Acteur et réalisateur soviétique et russe, Oleg Yankovski (parfois orthographié Jankovski) est né au Kazakhstan qui appartenait alors à l’URSS. Toutefois, sa famille avait des ascendances russe et polonaise. En réalité, son père a été déporté dans un goulag du Kazakhstan à l’époque stalinienne et c’est durant cette période qu’est né son fils Oleg. Après la fin de Staline, la famille a pu revenir en Russie. Comme son frère ainé débute une carrière d’acteur, le jeune Oleg le suit et commence aussi à jouer sur scène alors qu’il n’a que 14 ans.

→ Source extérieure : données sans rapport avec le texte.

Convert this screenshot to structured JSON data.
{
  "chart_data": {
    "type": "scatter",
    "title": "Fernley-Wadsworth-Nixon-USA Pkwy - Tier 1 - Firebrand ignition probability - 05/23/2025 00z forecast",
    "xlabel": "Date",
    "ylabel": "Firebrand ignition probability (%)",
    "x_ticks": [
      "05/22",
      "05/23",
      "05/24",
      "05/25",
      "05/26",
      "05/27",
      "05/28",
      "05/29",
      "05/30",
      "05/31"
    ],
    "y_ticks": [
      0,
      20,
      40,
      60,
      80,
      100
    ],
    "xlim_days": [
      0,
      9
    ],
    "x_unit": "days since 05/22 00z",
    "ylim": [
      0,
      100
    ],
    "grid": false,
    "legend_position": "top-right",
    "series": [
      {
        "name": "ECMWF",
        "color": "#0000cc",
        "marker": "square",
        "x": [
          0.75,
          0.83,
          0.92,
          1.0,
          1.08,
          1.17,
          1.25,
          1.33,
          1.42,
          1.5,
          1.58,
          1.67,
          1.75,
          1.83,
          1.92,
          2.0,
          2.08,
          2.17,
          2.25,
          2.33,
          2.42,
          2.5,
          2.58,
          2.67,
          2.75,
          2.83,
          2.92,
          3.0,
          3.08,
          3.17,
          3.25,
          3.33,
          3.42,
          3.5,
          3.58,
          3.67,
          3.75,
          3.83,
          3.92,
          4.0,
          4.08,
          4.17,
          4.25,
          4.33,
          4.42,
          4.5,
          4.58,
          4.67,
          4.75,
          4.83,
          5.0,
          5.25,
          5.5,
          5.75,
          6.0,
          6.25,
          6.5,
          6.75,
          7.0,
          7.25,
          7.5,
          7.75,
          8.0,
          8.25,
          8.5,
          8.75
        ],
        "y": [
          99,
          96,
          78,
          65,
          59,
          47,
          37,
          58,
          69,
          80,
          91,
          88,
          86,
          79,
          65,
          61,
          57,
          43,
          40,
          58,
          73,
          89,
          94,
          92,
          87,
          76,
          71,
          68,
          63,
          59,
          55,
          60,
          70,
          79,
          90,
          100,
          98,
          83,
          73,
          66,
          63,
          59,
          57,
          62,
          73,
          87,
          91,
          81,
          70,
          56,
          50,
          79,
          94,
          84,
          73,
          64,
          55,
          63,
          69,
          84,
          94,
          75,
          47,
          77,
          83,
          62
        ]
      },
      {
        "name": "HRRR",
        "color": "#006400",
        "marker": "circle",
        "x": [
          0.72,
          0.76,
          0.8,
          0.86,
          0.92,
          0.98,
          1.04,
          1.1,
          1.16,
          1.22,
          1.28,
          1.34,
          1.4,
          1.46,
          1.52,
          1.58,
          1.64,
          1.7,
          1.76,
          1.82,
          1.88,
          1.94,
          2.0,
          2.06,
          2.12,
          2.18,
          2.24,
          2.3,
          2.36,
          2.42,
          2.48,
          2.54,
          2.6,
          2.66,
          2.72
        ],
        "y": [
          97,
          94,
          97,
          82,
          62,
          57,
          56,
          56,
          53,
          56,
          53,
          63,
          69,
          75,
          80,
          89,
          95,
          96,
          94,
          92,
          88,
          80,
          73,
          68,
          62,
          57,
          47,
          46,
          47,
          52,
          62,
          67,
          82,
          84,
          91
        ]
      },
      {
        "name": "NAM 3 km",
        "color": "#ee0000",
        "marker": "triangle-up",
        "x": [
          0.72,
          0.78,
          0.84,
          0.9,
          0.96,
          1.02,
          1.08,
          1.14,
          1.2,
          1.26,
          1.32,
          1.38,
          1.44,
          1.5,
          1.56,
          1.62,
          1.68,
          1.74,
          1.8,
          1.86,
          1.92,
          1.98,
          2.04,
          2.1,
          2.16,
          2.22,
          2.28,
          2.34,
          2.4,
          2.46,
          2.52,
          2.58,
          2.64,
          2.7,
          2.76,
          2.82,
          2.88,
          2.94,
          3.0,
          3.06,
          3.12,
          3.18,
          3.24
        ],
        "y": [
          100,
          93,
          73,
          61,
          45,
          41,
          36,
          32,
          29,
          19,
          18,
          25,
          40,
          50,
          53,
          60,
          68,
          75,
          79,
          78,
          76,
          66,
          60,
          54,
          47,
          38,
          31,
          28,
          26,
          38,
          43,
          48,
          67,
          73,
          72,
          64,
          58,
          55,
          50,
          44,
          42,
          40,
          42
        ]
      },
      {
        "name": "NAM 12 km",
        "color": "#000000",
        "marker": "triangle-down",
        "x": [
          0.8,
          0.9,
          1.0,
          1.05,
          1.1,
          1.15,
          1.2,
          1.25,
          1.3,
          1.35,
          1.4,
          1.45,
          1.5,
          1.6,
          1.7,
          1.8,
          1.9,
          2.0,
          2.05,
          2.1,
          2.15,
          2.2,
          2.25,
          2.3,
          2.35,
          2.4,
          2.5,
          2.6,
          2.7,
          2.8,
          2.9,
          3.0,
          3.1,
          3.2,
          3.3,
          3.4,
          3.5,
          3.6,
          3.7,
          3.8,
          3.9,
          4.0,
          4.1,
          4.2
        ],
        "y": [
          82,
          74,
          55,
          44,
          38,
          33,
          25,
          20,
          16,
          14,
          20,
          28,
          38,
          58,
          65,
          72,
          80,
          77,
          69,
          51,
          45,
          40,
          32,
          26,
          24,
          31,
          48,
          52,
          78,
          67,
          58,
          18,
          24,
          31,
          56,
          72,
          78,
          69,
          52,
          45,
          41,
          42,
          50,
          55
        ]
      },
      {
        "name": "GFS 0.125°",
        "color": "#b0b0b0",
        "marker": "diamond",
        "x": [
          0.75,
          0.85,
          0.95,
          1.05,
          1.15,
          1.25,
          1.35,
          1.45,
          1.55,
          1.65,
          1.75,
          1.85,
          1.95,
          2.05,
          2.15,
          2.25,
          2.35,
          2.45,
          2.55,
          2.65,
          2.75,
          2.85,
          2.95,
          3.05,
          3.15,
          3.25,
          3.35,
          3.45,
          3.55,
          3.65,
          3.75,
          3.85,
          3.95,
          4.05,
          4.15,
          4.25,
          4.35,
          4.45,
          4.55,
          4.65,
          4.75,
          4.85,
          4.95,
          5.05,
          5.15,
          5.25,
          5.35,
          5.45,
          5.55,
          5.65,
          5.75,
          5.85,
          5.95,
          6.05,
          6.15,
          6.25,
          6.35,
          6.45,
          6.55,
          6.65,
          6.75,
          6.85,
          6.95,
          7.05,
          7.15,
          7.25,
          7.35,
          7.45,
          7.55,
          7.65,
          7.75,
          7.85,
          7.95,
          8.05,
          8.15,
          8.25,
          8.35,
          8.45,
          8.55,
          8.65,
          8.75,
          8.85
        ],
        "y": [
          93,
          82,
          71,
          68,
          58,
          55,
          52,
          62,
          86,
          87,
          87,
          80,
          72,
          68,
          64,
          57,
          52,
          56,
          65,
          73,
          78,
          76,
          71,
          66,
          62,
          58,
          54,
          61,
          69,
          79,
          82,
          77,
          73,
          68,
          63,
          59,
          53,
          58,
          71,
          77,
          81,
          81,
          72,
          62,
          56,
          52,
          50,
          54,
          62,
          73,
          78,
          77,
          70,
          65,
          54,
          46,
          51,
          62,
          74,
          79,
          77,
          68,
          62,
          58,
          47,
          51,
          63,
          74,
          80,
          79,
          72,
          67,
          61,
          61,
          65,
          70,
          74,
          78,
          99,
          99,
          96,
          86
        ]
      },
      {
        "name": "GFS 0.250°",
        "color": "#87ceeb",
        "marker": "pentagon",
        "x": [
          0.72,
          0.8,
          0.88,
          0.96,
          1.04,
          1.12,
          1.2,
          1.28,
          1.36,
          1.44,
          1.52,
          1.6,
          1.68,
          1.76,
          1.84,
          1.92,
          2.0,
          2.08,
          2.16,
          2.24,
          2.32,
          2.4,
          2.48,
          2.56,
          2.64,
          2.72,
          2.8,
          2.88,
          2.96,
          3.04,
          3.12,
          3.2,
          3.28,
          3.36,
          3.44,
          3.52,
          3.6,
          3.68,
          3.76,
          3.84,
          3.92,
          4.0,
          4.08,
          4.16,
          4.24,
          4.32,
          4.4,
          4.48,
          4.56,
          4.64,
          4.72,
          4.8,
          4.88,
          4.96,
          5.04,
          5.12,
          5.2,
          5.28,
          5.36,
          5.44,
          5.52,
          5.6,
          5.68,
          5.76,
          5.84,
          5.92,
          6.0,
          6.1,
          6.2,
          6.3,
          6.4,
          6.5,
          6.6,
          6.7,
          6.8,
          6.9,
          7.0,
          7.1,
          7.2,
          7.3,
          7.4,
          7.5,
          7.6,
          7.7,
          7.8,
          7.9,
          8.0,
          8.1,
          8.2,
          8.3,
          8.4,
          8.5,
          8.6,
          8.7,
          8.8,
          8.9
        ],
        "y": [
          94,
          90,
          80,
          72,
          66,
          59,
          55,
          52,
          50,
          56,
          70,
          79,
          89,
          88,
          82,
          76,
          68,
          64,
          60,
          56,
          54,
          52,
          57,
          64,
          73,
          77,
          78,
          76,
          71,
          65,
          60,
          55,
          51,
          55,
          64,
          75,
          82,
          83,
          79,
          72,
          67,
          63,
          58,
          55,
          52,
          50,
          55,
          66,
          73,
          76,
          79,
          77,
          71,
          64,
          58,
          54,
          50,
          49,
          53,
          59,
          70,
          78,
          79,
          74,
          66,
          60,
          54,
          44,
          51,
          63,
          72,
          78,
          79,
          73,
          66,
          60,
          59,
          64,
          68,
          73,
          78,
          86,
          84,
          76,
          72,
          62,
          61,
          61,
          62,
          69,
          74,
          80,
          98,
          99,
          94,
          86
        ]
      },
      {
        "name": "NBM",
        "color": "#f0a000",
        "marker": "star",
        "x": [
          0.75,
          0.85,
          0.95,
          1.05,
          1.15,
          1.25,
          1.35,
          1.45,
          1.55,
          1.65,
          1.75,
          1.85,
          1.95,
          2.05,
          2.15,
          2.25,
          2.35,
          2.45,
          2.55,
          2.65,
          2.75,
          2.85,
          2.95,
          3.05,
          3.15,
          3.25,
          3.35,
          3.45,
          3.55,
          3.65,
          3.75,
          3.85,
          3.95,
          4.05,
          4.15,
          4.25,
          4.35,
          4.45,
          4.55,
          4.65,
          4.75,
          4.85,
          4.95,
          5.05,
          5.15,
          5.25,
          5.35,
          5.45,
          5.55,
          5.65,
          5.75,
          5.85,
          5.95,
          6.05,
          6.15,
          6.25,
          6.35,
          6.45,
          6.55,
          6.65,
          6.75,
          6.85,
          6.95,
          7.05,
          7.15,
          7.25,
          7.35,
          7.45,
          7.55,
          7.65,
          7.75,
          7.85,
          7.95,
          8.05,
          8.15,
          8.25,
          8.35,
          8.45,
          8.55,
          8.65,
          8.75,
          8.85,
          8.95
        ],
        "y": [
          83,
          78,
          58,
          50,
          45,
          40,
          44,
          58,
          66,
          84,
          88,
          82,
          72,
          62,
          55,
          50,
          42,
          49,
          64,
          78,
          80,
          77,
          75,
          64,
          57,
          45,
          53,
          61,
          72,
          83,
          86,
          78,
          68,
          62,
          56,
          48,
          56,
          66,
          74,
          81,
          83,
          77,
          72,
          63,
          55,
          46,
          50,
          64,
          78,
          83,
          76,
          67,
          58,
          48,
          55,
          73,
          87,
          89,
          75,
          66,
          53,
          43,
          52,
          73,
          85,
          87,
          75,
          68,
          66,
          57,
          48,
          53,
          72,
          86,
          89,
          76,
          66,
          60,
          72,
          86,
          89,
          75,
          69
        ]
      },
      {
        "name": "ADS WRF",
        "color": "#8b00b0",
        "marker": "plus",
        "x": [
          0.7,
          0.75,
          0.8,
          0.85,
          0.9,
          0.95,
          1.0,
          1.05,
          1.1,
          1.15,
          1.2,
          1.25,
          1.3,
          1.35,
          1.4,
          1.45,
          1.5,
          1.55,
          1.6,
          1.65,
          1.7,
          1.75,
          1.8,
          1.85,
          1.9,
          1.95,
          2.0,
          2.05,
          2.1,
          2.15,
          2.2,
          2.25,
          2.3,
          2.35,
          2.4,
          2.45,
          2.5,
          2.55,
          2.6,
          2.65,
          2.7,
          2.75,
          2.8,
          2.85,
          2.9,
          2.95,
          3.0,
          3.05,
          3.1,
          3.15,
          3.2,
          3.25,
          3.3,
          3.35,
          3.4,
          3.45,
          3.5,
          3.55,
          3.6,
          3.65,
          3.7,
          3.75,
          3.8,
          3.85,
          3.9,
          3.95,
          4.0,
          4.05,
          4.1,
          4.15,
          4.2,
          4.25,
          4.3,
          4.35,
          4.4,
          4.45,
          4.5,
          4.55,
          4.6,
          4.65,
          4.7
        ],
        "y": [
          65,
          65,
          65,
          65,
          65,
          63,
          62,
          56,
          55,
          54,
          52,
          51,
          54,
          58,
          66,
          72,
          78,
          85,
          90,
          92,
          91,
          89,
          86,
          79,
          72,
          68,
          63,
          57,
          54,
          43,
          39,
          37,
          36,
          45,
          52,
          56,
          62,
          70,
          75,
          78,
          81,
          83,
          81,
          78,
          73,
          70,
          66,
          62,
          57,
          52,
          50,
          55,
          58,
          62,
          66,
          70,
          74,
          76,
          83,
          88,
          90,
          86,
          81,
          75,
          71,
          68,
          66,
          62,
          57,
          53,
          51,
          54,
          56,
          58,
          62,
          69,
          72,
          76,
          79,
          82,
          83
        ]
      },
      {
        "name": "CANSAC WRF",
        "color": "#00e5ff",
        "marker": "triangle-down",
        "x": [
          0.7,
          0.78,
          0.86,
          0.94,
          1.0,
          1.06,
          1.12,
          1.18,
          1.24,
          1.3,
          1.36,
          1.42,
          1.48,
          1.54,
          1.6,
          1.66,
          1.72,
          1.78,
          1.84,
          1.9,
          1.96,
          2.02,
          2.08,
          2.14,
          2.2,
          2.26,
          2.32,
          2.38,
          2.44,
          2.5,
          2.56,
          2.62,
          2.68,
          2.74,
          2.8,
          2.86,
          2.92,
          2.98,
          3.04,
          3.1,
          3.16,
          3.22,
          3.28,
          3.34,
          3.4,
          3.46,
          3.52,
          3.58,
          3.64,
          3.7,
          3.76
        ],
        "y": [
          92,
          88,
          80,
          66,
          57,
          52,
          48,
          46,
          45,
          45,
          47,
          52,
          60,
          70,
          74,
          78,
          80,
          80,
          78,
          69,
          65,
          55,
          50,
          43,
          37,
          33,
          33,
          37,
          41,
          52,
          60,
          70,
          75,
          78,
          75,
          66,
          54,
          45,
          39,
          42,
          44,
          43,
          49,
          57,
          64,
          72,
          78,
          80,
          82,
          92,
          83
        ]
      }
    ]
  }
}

Grand acteur de l’ère soviétique
Il obtient finalement un diplôme de théâtre de la ville de Saratov en 1965 et devient un pilier du théâtre local. Sa carrière cinématographique décolle lorsqu’il est à l’affiche de Deux camarades à l’armée (Karelov, 1968). Dès lors, Yankovski est souvent en tête d’affiche de films soviétiques qui ne parviennent pas jusqu’à nous. Il faut attendre La prime (Mikaelian, 1975) pour le découvrir sur nos écrans. Mais c’est surtout Le miroir (Tarkovski, 1975) qui le révèle en Occident. Il est alors très sollicité et interprète notamment Un accident de chasse (Lotianou, 1977).
Yankovski est aussi très apprécié dans son pays pour plusieurs séries télévisées et téléfilms qui ont marqué le public soviétique du début des années 80. En France, on a encore pu l’apprécier au cinéma dans Amoureux volontaires (Mikaelian, 1982), Vols entre rêve et réalité (Balaïan, 1983). Toutefois, il reste surtout connu des cinéphiles pour avoir joué l’alter-égo de Tarkovski dans le superbe Nostalghia (Tarkovski, 1983). Dans les années 80, ses autres films restent inédits chez nous. Il faut attendre Mon 20e siècle (Enyedi, 1989) pour le retrouver en tête d’affiche. Puis, il joue encore dans Mado poste restante (Adabachian, 1990), L’assassin du tsar (Shakhnazarov, 1991) où il incarne Nicolas II.
Une carrière plus internationale dans les années 90
En 1993, il joue dans le film français Moi Ivan, toi Abraham (Zauberman, 1993), puis dans le film grec Terra incognita (Typaldos, 1994) et le thriller britannique Témoin muet (Waller, 1995). Si on le revoit encore dans le film français Alissa (Goldschmidt, 1998) avec Yvan Attal, il retourne en Russie où il continue une carrière prolifique. En France, il est à nouveau à l’affiche de The man who cried – Les larmes d’un homme (Potter, 2000), mélo avec Johnny Depp, puis de Tsar (Lounguine, 2009).
Oleg Yankovski a également tenté de passer à la réalisation avec le film Prikhodi na menya posmotret (2001). Il décède en 2009 des suites d’un cancer du pancréas. Il avait 65 ans.